Bien entendu, le sevrage a un prix, terminé les délires psychédéliques, le soulagement d’échapper à la vraie vie quelques heures et mes copains d’avant me boudent un peu. Le plus gros risque est de replonger, car l’oisiveté est la mère de tous les vices. Alors quand ça me grattouille, au lieu d’activer le Wifi de mon téléphone ou d’allumer mon PC, je prends un livre ou j’écoute un album.

Je suis moins sur Facebook, je ne lis plus tous les mails et j’échappe quelques peu à la pollution nauséabonde des humeurs des internautes. Ne plus poster dans des groupes, être moins présent sur Google+, Twitter et Facebook a bien entendu une conséquence directe sur le nombre de visiteurs du webzine, une fréquentation divisée par deux en peu de temps.
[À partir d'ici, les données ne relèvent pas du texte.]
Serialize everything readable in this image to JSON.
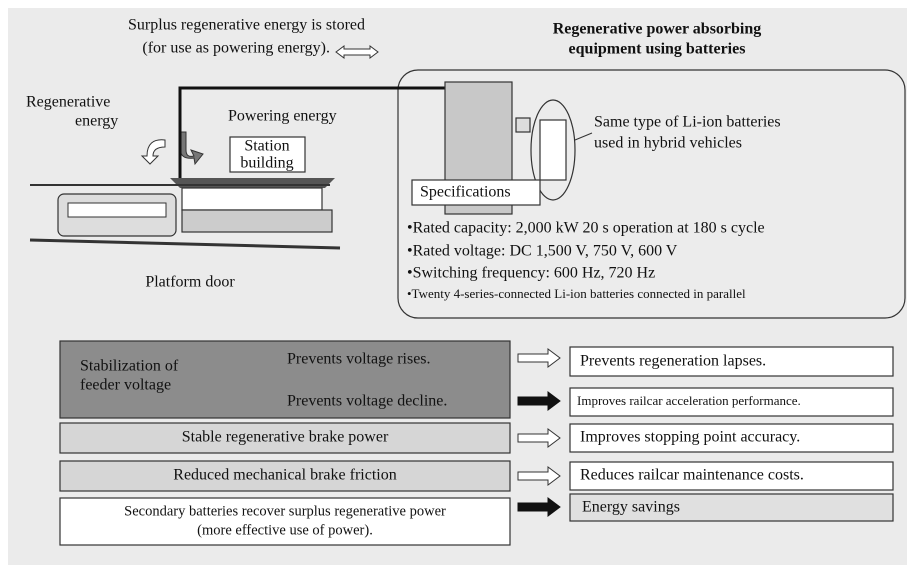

Mais comme notre activité n’est pas rémunérée, que nous n’affichons plus de publicités, cela n’a guère d’importance tant que nous nous maintenons à un minimum raisonnable.

Je passe moins de temps sur Internet, moins de zapping, sans cesse distrait par des contenus sans importance (à votre avis, pourquoi est-ce que je rédige mes chroniques sur du papier ? pour rester concentré sur ce que je fais). Du coup je dispose de plus de temps pour lire, me promener, manger, parler. Bien entendu, de temps en temps, je tourne en rond dans ma cage, rongeant mon frein, allant vérifier si j’ai de nouvelles notifications, qui sait, mais non. Le fait de diminuer sa présence numérique, limite inévitablement les retours, alors je coupe l’Internet et retourne au jardin, regarder pousser mes tomates.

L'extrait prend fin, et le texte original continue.